We look back with rose-tinted glasses. Whatever issues we had paled in the face of the human cost of the pandemic and, for hotels, government restrictions which forced many hotels to stop trading entirely.
There is now cautious trading and hotels are learning to work with uncertainty. They can look up and start to plan, rather than be reactive. And what they’re seeing still carries shades of the threats we felt in 2019, which linger still.
Airbnb has only become stronger during the pandemic, with a market capitalisation of over $110bn and over 5.6 million listings. But it wasn’t seen as the threat it was before the lockdowns, because it was back operating in its leisure heartland, where it came from and where hotels – particularly branded hotels – felt they were safe from it eating their valuable corporate market.
The news that Scotland was going to join jurisdictions around the world in potentially requiring hosts to licence their properties was greeted with great joy by hotels, which have long sought for Airbnb and its competitors to be legislated out of existence.
Will Airbnb go down without a fight? No. It has an extensive legal team which is happy fighting fire on multiple fronts. When under attack it also dials up its PR machine, warning of lost earnings should it be restricted a negative impact on the hosts and local economies.
The hotel sector has not learned from past experience. You can’t legislate against change. You can’t change evolution. This supply change is a done deal. Uber is a done deal. OTAs are a done deal.
Hotels must fight their corners. Rather than hiring lobbyists, getting into letter-writing wars or complaining to their local lawmakers – all of which we’ve seen – they need to work out how to fill their beds while Airbnb’s hosts fill their tree houses, yurts and the house from Home Alone.
With the corporate market still uncertain and leisure shaky, we go into each hotel’s market and identify leisure and non-leisure sources 52 weeks of the year – our revenue managers will even go and talk to construction companies.

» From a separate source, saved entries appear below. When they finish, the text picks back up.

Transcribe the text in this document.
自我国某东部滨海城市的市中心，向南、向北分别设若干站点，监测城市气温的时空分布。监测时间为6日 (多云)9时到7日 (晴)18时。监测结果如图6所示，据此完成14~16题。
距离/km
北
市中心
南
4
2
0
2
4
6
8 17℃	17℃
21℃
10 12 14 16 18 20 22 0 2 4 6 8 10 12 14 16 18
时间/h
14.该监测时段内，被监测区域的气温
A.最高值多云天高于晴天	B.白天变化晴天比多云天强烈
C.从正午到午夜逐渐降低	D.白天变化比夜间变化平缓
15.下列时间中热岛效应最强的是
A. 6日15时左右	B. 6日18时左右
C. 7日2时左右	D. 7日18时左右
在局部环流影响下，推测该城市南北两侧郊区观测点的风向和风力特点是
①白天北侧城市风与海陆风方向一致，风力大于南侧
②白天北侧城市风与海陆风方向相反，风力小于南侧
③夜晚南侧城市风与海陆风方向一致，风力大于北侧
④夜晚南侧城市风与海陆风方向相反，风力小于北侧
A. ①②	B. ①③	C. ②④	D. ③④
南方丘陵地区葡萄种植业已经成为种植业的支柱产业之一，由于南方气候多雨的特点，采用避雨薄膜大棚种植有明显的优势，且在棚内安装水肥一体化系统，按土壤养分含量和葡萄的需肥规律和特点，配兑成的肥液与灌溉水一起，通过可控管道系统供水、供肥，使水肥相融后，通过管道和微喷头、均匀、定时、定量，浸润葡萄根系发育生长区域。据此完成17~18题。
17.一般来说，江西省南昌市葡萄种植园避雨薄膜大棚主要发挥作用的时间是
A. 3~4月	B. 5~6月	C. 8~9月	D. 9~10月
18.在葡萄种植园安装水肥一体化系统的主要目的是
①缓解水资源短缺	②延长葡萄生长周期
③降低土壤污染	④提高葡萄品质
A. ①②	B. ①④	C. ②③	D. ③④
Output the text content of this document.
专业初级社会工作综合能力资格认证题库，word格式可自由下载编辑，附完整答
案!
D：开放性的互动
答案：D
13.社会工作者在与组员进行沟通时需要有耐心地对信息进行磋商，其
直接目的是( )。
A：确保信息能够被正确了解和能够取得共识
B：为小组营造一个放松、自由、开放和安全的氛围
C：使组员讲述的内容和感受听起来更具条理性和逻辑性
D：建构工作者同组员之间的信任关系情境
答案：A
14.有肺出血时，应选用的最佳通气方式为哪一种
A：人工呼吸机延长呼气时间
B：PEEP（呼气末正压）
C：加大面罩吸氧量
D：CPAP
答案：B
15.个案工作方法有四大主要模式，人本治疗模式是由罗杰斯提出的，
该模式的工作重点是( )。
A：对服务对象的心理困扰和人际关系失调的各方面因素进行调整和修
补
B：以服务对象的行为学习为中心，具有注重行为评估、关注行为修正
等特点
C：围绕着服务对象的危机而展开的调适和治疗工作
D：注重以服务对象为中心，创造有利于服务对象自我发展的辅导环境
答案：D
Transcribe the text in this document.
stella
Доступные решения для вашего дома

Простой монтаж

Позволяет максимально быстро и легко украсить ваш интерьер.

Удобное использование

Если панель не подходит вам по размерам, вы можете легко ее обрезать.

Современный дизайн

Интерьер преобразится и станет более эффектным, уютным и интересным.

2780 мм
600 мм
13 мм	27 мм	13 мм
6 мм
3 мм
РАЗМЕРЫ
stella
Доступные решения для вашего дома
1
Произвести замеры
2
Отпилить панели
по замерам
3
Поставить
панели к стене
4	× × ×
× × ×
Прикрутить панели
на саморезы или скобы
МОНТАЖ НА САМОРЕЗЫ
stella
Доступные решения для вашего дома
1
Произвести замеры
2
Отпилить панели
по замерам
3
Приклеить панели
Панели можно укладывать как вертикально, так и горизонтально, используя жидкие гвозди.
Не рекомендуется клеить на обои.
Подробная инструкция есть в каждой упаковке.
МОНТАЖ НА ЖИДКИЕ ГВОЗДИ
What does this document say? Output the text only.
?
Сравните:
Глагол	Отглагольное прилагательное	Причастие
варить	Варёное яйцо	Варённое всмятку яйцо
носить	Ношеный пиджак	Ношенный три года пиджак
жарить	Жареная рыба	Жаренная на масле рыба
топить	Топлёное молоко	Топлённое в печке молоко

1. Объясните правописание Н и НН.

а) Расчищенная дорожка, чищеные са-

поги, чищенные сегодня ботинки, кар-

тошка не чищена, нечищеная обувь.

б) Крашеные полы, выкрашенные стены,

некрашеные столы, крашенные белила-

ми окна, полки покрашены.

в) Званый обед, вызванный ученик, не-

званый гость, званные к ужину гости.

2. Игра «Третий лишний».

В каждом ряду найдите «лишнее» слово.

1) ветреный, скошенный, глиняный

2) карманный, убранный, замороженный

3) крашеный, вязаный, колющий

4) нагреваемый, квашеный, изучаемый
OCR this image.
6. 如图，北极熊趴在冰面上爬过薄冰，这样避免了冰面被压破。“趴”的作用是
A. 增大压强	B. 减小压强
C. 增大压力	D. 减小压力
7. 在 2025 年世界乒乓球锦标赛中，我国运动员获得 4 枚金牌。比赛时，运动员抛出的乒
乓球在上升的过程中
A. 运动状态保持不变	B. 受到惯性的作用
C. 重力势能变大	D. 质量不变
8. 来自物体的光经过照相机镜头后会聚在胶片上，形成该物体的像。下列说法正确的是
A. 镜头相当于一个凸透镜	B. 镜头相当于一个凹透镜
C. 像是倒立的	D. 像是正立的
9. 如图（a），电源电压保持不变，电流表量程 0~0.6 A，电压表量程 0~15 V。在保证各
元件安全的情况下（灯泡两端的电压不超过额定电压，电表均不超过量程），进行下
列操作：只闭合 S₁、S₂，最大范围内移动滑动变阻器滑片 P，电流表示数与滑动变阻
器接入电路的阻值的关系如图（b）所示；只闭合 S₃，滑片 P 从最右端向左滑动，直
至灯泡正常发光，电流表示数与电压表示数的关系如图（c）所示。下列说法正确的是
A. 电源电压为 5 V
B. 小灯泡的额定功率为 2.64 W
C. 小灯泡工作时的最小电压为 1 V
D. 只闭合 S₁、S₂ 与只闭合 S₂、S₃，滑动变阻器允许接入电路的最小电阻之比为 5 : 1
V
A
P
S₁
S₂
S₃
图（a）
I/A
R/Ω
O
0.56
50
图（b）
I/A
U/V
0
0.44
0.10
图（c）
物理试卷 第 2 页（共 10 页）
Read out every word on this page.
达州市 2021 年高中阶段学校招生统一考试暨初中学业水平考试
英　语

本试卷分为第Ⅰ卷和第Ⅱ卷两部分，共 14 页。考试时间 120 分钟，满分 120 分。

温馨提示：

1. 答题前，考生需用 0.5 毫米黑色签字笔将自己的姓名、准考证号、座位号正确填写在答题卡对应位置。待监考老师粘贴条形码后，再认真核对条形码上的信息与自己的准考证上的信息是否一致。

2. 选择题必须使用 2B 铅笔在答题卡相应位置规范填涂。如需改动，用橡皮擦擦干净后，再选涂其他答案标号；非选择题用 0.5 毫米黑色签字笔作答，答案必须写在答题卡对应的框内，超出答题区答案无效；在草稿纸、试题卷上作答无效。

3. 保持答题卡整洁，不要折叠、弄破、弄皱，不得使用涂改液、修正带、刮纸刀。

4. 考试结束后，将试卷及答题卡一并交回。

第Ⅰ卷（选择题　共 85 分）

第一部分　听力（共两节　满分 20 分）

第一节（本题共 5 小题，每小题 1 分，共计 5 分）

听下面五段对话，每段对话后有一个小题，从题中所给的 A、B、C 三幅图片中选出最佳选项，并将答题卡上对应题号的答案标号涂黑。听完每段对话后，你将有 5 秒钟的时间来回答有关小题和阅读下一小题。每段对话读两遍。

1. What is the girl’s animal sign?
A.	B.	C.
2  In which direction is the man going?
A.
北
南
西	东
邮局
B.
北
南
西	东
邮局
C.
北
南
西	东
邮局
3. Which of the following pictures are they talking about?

Here at Magnuson we will do the leg work to identify and capture essential travel consumers.
We use our local and sector intelligence to convert branded properties from upper-economy to midscale product, raising average rate. Magnuson Hotels are repositioned with revenue strategies based on knowledge of the market, while reducing the cost of acquisition.
Hoteliers need to know every aspect of their business and become human Swiss army knives. Because when everything’s got upended, when every sector is upside down, those that are well equipped and can do everything will survive and outperform. No matter who opens up down the road.